Аким вздрогнул и тут же съежился – по привычке таежного бродяги он заговорил вслух.
– Ты чего? – встревоженно привстала Эля.
– Ничего, спи! – Аким снова притаился на полу и не разрешил себе уснуть до тех пор, пока не услышал ровное, сонное дыхание Эли. Для него сделалось уже привычным ловить ее движение, взгляд, сторожить сон и покой.
Когда они встретились, сколько времени прошло с тех пор? Наверное, целая жизнь. Успел же он когда-то из маленького беспомощного ребенка выходить и вырастить взрослую, красивую девушку, такую ему родную, близкую, что и нет никого ему теперь ближе и дороже на земле.

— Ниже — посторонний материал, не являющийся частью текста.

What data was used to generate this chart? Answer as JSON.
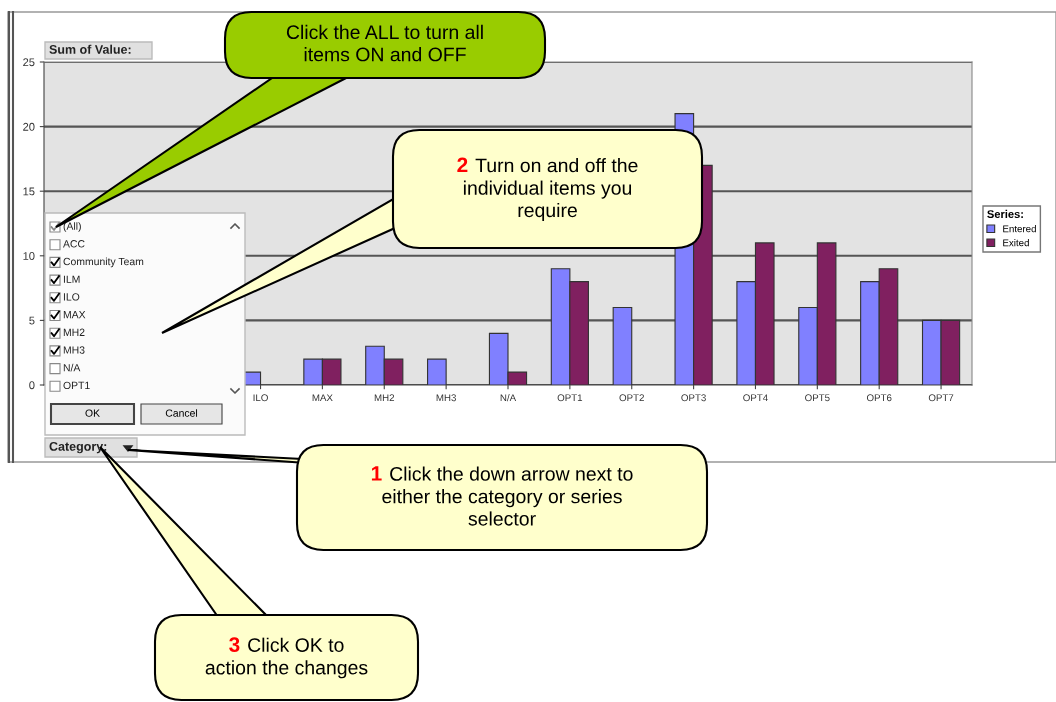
{
  "chart_data": {
    "type": "bar",
    "categories": [
      null,
      null,
      null,
      "ILO",
      "MAX",
      "MH2",
      "MH3",
      "N/A",
      "OPT1",
      "OPT2",
      "OPT3",
      "OPT4",
      "OPT5",
      "OPT6",
      "OPT7"
    ],
    "series": [
      {
        "name": "Entered",
        "color": "#8080ff",
        "values": [
          null,
          null,
          null,
          1,
          2,
          3,
          2,
          4,
          9,
          6,
          21,
          8,
          6,
          8,
          5
        ]
      },
      {
        "name": "Exited",
        "color": "#802060",
        "values": [
          null,
          null,
          null,
          null,
          2,
          2,
          null,
          1,
          8,
          null,
          17,
          11,
          11,
          9,
          5
        ]
      }
    ],
    "ylim": [
      0,
      25
    ],
    "yticks": [
      0,
      5,
      10,
      15,
      20,
      25
    ],
    "grid": "y",
    "legend": "right",
    "legend_title": "Series:",
    "annotations": [
      "Sum of Value:",
      "Category:",
      "Click the ALL to turn all\nitems ON and OFF",
      "2",
      "Turn on and off the\nindividual items you\nrequire",
      "1",
      "Click the down arrow next to\neither the category or series\nselector",
      "3",
      "Click OK to\naction the changes",
      "(All)",
      "ACC",
      "Community Team",
      "ILM",
      "ILO",
      "MAX",
      "MH2",
      "MH3",
      "N/A",
      "OPT1",
      "OK",
      "Cancel"
    ]
  }
}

Эля угадывала – Аким читает не все из дневников, неинтересное, по его разумению, пропускает, что-то ленится разбирать. Когда «пана» на весь день отправился в тайгу, она забралась на нары, поджала ноги, закуталась в одеяло и при бледном свете оснеженного окна не только заново прочла, но и разобрала комментарии, бисерными строчками петляющие по полям затасканных тетрадей, – их Аким и вовсе оставил без внимания.
Первый комментарии – мошечные буковки, накорябанные неисправной, плохо подающей мастику ручкой, кинуты были на тетрадные листы, проложенные сухой веткой багульника, под стихотворением такого содержания:
Повидавший на земле немного,
Он ни в ком не признает врага,
Он идет, идет своей дорогой,
И копыта крепнут на ногах.
Люди попадаются немые.
Им не жаль беспечного телка.
Сапоги тяжелые, чужие
Сдуру ударяют под бока…
Утонула мама у телка, сорвавшись по весне с подмытого обрыва, и все, кому не лень, пинают несмышленое животное. Но шло время:
И однажды из ворот открытых,
Выкатив недобрые глаза,
Выходил бугай, холеный, сытый,
Темно-синей масти, как гроза.
И вот оно, то, ради чего и трудился Герцев, переписывая длинное, нудноватое стихотворение:
Отходили недруги в сторонку,
К гордой силе ненависть тая,
Обижали слабого теленка,
Ну-ка, тронь попробуй бугая!
Эля не без иронии фыркнула и принялась разбирать комментарий: «Вас, мистер, никто не обижал, а все равно бугай получился, мычащий, породистый, рогатый…»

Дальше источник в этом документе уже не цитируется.